HONG KONG - De source bien informée, les principaux collectionneurs de Hong Kong auraient discrètement expédié à l’étranger plus des trois quarts de leurs œuvres : "Le mouvement s’est amorcé il y a cinq ans et est allé crescendo au cours des six derniers mois. Les propriétaires ont voulu profiter de leurs œuvres d’art jusqu’au dernier moment, mais ils comprennent maintenant qu’il est prudent de les faire partir." Au terme de la Joint Declaration sino-britannique, l’ancienne colonie deviendra une "Région administrative spéciale" de la Chine à partir du 1er juillet et conservera pendant cinquante ans au moins le système économique et social dont elle jouit actuellement.
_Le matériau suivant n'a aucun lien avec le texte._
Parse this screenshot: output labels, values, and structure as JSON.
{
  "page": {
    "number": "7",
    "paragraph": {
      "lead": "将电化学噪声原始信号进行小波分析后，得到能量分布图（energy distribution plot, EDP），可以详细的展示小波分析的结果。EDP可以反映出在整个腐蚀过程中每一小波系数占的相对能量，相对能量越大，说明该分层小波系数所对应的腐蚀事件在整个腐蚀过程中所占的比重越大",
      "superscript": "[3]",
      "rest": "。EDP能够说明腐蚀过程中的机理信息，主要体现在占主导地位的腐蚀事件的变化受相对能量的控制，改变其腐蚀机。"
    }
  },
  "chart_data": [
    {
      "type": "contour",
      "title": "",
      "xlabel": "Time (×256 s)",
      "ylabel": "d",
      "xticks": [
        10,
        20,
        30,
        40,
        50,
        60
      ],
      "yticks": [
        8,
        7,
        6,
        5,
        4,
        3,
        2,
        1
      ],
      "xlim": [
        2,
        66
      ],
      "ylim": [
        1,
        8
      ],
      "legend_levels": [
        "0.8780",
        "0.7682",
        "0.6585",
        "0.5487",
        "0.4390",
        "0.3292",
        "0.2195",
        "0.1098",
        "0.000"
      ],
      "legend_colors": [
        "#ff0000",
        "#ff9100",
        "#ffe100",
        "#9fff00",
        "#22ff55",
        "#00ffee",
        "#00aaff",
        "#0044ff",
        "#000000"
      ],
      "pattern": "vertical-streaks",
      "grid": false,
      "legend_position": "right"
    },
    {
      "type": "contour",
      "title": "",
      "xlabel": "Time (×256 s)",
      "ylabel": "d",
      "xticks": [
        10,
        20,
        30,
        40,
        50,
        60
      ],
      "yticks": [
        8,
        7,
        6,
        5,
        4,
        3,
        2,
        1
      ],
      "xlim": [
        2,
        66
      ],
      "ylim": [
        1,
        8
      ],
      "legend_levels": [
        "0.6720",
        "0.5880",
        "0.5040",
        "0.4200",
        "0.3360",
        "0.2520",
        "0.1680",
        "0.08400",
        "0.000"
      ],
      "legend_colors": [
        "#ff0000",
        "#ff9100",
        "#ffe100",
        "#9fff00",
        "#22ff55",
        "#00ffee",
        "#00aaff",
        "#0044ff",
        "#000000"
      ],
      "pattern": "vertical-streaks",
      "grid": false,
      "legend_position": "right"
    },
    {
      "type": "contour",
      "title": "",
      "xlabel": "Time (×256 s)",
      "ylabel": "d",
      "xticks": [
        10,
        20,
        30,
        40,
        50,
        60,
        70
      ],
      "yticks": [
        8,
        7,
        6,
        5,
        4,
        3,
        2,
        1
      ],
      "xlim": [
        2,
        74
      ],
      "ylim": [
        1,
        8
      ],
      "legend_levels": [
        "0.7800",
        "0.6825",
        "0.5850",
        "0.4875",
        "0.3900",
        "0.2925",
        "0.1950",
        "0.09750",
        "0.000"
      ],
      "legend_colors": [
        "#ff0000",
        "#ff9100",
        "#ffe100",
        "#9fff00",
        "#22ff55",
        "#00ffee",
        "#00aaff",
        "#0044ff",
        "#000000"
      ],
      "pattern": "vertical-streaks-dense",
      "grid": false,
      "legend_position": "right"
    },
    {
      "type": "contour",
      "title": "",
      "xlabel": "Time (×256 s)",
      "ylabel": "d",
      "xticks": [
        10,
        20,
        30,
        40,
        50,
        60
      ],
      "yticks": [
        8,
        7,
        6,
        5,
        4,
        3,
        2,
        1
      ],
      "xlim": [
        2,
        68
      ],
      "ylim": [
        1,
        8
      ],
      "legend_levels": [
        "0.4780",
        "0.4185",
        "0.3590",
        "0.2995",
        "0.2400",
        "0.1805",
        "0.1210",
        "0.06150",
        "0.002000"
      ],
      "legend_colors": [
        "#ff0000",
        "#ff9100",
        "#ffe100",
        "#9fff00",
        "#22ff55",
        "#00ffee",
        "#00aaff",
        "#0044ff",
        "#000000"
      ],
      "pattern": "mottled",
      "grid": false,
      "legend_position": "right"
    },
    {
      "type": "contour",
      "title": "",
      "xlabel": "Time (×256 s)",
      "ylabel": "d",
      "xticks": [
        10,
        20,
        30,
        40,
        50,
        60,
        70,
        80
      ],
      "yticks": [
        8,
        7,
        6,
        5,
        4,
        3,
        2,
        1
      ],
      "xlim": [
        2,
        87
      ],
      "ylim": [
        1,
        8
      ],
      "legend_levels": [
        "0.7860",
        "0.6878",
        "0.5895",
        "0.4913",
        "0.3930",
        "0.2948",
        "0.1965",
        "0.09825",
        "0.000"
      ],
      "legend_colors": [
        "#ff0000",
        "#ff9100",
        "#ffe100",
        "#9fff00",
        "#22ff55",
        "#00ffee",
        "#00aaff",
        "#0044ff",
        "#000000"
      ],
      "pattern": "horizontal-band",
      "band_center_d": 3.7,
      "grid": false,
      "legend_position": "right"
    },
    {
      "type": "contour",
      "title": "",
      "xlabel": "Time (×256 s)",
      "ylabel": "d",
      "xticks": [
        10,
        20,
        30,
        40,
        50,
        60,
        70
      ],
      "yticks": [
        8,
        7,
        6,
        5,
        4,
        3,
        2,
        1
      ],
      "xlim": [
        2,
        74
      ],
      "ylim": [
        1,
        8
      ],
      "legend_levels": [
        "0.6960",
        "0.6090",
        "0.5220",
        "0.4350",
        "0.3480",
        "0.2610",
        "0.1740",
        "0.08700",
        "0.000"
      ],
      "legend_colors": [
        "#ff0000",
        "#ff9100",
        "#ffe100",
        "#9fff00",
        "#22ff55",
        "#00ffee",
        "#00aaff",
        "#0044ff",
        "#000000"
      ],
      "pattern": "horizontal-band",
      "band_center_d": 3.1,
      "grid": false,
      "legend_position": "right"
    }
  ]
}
En théorie du moins, les collectionneurs devraient rester libres d’exporter leurs œuvres d’art, mais ils redoutent apparemment que la Chine n’applique à Hong Kong sa législation draconienne sur les antiquités. Dans ce cas, les œuvres de plus de deux siècles ne pourraient être exportées qu’avec l’autorisation du State Bureau of Cultural Relics de Pékin, et les exportations clandestines seraient passibles de la peine de mort. Pour l’heure, les restrictions à l’exportation sont minimes à Hong Kong. Même si les antiquités de plus d’un siècle ont parfois besoin d’une licence d’exportation, celle-ci est généralement facile à obtenir. Les Hongkongais ayant toujours eu le désir de conserver des liens étroits avec les splendeurs de l’antique civilisation chinoise, la colonie est aujourd’hui le plus grand centre d’échanges pour les collectionneurs d’antiquités et d’art chinois. Les moyens ne manquent pas pour soutenir ce marché : une récente étude du magazine Forbes a dénombré dix-sept milliardaires à Hong Kong, contre six seulement au Royaume-Uni, l’ancienne puissance coloniale.
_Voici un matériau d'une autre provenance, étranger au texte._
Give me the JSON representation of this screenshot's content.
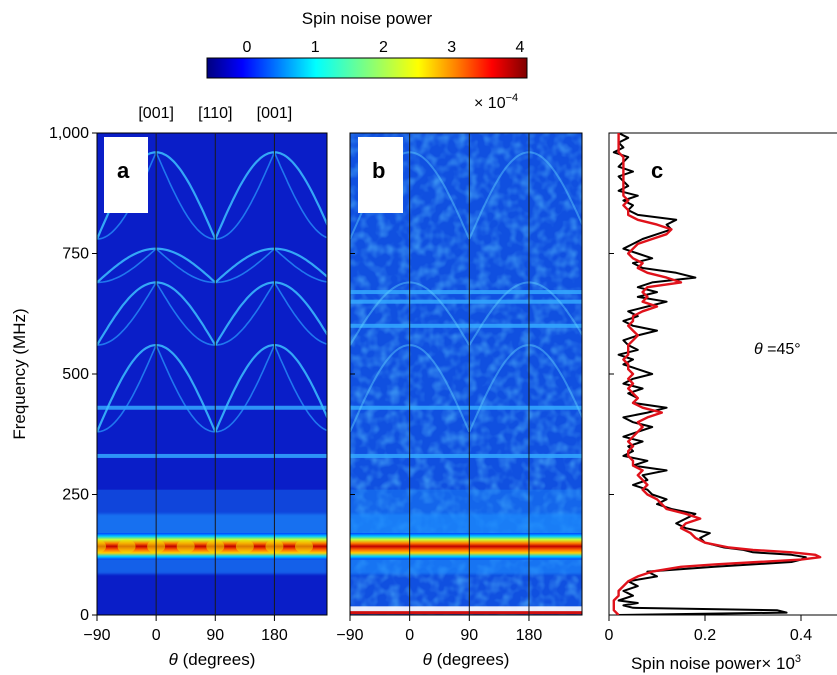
{
  "colorbar": {
    "title": "Spin noise power",
    "ticks": [
      "0",
      "1",
      "2",
      "3",
      "4"
    ],
    "range": [
      0,
      4
    ],
    "multiplier": "× 10",
    "multiplier_exp": "−4",
    "colormap": [
      "#00007f",
      "#0000ff",
      "#007fff",
      "#00ffff",
      "#7fff7f",
      "#ffff00",
      "#ff7f00",
      "#ff0000",
      "#7f0000"
    ]
  },
  "miller_labels": [
    "[001]",
    "[110]",
    "[001]"
  ],
  "y_axis": {
    "label": "Frequency (MHz)",
    "ticks": [
      "0",
      "250",
      "500",
      "750",
      "1,000"
    ],
    "tick_values": [
      0,
      250,
      500,
      750,
      1000
    ],
    "range": [
      0,
      1000
    ]
  },
  "theta_axis": {
    "label_symbol": "θ",
    "label_text": " (degrees)",
    "ticks": [
      "−90",
      "0",
      "90",
      "180"
    ],
    "tick_values": [
      -90,
      0,
      90,
      180
    ],
    "range": [
      -90,
      260
    ]
  },
  "panels": {
    "a": {
      "letter": "a"
    },
    "b": {
      "letter": "b"
    },
    "c": {
      "letter": "c",
      "annotation_symbol": "θ",
      "annotation_text": " =45°"
    }
  },
  "chart_data": [
    {
      "type": "heatmap",
      "panel": "a",
      "description_source": "calculated spin noise map",
      "x_range": [
        -90,
        260
      ],
      "y_range": [
        0,
        1000
      ],
      "z_range": [
        0,
        4
      ],
      "vertical_lines_at": [
        0,
        90,
        180
      ],
      "features": {
        "strong_band_MHz": [
          115,
          170
        ],
        "horizontal_bands_MHz": [
          330,
          430
        ],
        "arcs_MHz": [
          [
            380,
            560
          ],
          [
            560,
            690
          ],
          [
            690,
            760
          ],
          [
            780,
            960
          ]
        ]
      }
    },
    {
      "type": "heatmap",
      "panel": "b",
      "description_source": "measured spin noise map",
      "x_range": [
        -90,
        260
      ],
      "y_range": [
        0,
        1000
      ],
      "z_range": [
        0,
        4
      ],
      "vertical_lines_at": [
        0,
        90,
        180
      ],
      "features": {
        "strong_band_MHz": [
          115,
          170
        ],
        "horizontal_bands_MHz": [
          330,
          430,
          600,
          650,
          670
        ]
      }
    },
    {
      "type": "line",
      "panel": "c",
      "xlabel": "Spin noise power× 10",
      "xlabel_exp": "3",
      "x_ticks": [
        "0",
        "0.2",
        "0.4"
      ],
      "x_tick_values": [
        0,
        0.2,
        0.4
      ],
      "xlim": [
        0,
        0.5
      ],
      "ylim": [
        0,
        1000
      ],
      "series": [
        {
          "color": "#000000",
          "y": [
            0,
            5,
            10,
            15,
            20,
            25,
            30,
            40,
            50,
            60,
            70,
            80,
            90,
            100,
            105,
            110,
            115,
            120,
            125,
            130,
            135,
            140,
            150,
            160,
            170,
            180,
            190,
            200,
            210,
            220,
            230,
            240,
            250,
            260,
            270,
            280,
            290,
            300,
            310,
            320,
            330,
            340,
            350,
            360,
            370,
            380,
            390,
            400,
            410,
            420,
            430,
            440,
            450,
            460,
            470,
            480,
            490,
            500,
            510,
            520,
            530,
            540,
            550,
            560,
            570,
            580,
            590,
            600,
            610,
            620,
            630,
            640,
            650,
            660,
            670,
            680,
            690,
            700,
            710,
            720,
            730,
            740,
            750,
            760,
            770,
            780,
            790,
            800,
            810,
            820,
            830,
            840,
            850,
            860,
            870,
            880,
            890,
            900,
            910,
            920,
            930,
            940,
            950,
            960,
            970,
            980,
            990,
            1000
          ],
          "x": [
            0.02,
            0.37,
            0.35,
            0.05,
            0.03,
            0.06,
            0.02,
            0.05,
            0.03,
            0.06,
            0.04,
            0.1,
            0.08,
            0.22,
            0.3,
            0.38,
            0.4,
            0.41,
            0.38,
            0.3,
            0.28,
            0.24,
            0.2,
            0.19,
            0.21,
            0.16,
            0.14,
            0.16,
            0.18,
            0.13,
            0.1,
            0.12,
            0.09,
            0.08,
            0.05,
            0.08,
            0.07,
            0.12,
            0.05,
            0.08,
            0.03,
            0.05,
            0.04,
            0.07,
            0.03,
            0.06,
            0.09,
            0.05,
            0.03,
            0.08,
            0.12,
            0.05,
            0.06,
            0.04,
            0.07,
            0.03,
            0.05,
            0.09,
            0.06,
            0.03,
            0.05,
            0.02,
            0.06,
            0.04,
            0.03,
            0.06,
            0.1,
            0.05,
            0.03,
            0.06,
            0.04,
            0.08,
            0.12,
            0.06,
            0.1,
            0.06,
            0.09,
            0.18,
            0.14,
            0.07,
            0.05,
            0.09,
            0.06,
            0.03,
            0.05,
            0.07,
            0.1,
            0.13,
            0.12,
            0.14,
            0.06,
            0.04,
            0.05,
            0.03,
            0.06,
            0.02,
            0.04,
            0.03,
            0.02,
            0.05,
            0.02,
            0.03,
            0.04,
            0.01,
            0.03,
            0.02,
            0.04,
            0.02
          ]
        },
        {
          "color": "#e0121b",
          "y": [
            0,
            10,
            20,
            30,
            40,
            50,
            60,
            70,
            80,
            90,
            100,
            105,
            110,
            115,
            120,
            125,
            130,
            135,
            140,
            150,
            160,
            170,
            180,
            190,
            200,
            210,
            220,
            230,
            240,
            250,
            260,
            270,
            280,
            290,
            300,
            310,
            320,
            330,
            340,
            350,
            360,
            370,
            380,
            390,
            400,
            410,
            420,
            430,
            440,
            450,
            460,
            470,
            480,
            490,
            500,
            510,
            520,
            530,
            540,
            550,
            560,
            570,
            580,
            590,
            600,
            610,
            620,
            630,
            640,
            650,
            660,
            670,
            680,
            690,
            700,
            710,
            720,
            730,
            740,
            750,
            760,
            770,
            780,
            790,
            800,
            810,
            820,
            830,
            840,
            850,
            860,
            870,
            880,
            890,
            900,
            910,
            920,
            930,
            940,
            950,
            960,
            970,
            980,
            990,
            1000
          ],
          "x": [
            0.02,
            0.01,
            0.01,
            0.01,
            0.02,
            0.02,
            0.03,
            0.04,
            0.06,
            0.09,
            0.15,
            0.22,
            0.31,
            0.4,
            0.44,
            0.43,
            0.38,
            0.3,
            0.25,
            0.2,
            0.18,
            0.17,
            0.15,
            0.16,
            0.19,
            0.16,
            0.12,
            0.11,
            0.1,
            0.08,
            0.07,
            0.08,
            0.07,
            0.06,
            0.07,
            0.05,
            0.05,
            0.04,
            0.04,
            0.05,
            0.04,
            0.05,
            0.06,
            0.07,
            0.06,
            0.08,
            0.11,
            0.07,
            0.05,
            0.06,
            0.05,
            0.04,
            0.05,
            0.04,
            0.05,
            0.04,
            0.04,
            0.03,
            0.04,
            0.04,
            0.04,
            0.05,
            0.06,
            0.05,
            0.04,
            0.05,
            0.05,
            0.07,
            0.1,
            0.07,
            0.08,
            0.07,
            0.08,
            0.15,
            0.12,
            0.08,
            0.06,
            0.07,
            0.05,
            0.04,
            0.05,
            0.06,
            0.09,
            0.12,
            0.13,
            0.1,
            0.06,
            0.04,
            0.04,
            0.03,
            0.04,
            0.03,
            0.03,
            0.03,
            0.03,
            0.03,
            0.03,
            0.03,
            0.03,
            0.03,
            0.02,
            0.02,
            0.02,
            0.02,
            0.02
          ]
        }
      ]
    }
  ]
}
L’exode des œuvres d’art s’est déroulé dans un calme feutré, par souci de discrétion autant que pour ne pas paraître déloyal vis-à-vis des futures autorités. Quinze des vingt plus grands collectionneurs de porcelaines Ming et Qing, dont les collections valent l’équivalent de plus de 90 millions de francs chacune, les auraient ainsi expédiées à l’étranger. Idem pour le jade, les bronzes et – dans une moindre mesure – le mobilier.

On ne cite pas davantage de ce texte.